Tag Archives: mosis

DIY Integrated Circuit Design with MOSIS

Photo: SATRE ELECTRONICS

MOSIS, short for Metal Oxide Semiconductor Implementation Service, is to integrated circuits what BatchPCB is to printed circuit boards.  That is, it’s a batch order service that makes getting your own custom ICs fabricated more affordable by allowing lots of designers to contribute their designs and share the costs of a single IC fabrication run.

The difference in this case is that unlike your typical PCB pool, where a single board might cost $20, in IC-land, “affordable” means “tens of thousands of dollars’.”  For this reason, MOSIS is usually reserved for use by universities and startup companies, not by individuals.

However, that doesn’t mean that some particularly ambitious people haven’t used MOSIS to make their own chips before.

The photos that follow and the chip layout shown above are one example of an individual, Scot Satre of Satre Electronics, who in 2004 decided to design some of his own application-specific integreated circuits (see ASIC) in his spare-time.

Photo: SATRE ELECTRONICS

Photo: SATRE ELECTRONICS

I’m sure there have been others, but this is surely one of only a few examples of an individual having their own custom chips made.

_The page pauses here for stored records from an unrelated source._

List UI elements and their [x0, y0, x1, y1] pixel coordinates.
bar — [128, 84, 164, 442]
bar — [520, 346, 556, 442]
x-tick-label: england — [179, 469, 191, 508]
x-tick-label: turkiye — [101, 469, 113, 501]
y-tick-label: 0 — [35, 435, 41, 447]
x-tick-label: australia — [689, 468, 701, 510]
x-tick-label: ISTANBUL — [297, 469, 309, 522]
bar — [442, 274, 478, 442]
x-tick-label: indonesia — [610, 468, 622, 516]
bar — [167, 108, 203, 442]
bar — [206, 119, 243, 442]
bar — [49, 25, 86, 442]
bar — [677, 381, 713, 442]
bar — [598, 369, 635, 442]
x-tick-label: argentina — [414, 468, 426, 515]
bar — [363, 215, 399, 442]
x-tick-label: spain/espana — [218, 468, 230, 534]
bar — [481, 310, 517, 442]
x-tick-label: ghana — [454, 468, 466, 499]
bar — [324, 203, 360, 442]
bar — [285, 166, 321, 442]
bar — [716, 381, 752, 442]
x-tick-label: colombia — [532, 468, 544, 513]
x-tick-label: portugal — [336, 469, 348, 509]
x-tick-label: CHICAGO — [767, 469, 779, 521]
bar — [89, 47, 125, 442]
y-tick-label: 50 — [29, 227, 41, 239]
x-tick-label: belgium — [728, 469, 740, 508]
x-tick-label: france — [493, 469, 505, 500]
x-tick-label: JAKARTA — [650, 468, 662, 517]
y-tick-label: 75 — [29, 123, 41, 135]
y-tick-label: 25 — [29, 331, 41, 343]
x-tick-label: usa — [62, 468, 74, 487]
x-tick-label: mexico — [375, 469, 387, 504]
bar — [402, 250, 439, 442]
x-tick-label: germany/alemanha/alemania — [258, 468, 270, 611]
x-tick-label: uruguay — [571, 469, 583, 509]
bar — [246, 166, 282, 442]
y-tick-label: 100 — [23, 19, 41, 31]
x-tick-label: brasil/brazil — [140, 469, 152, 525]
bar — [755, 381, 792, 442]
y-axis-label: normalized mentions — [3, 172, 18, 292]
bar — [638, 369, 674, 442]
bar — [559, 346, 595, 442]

I find this sort of thing very inspiring.  Will there be a time when individuals can submit their own chip designs to a multi-project wafer (MPW) like we submit PCB designs to group orders today?

Gold Phoenix makes BatchPCB possible by providing cheap offshore PCB fabrication services.  Where is the Gold Phoenix of semiconductor foundries that will make DIY IC design affordable for ordinary people and not just universities, corporations, and VC-funded startups?  Where are the free, open source tools that will enable you and I to simulate and layout our own chips?

If you could design your own integrated circuit, what would you make?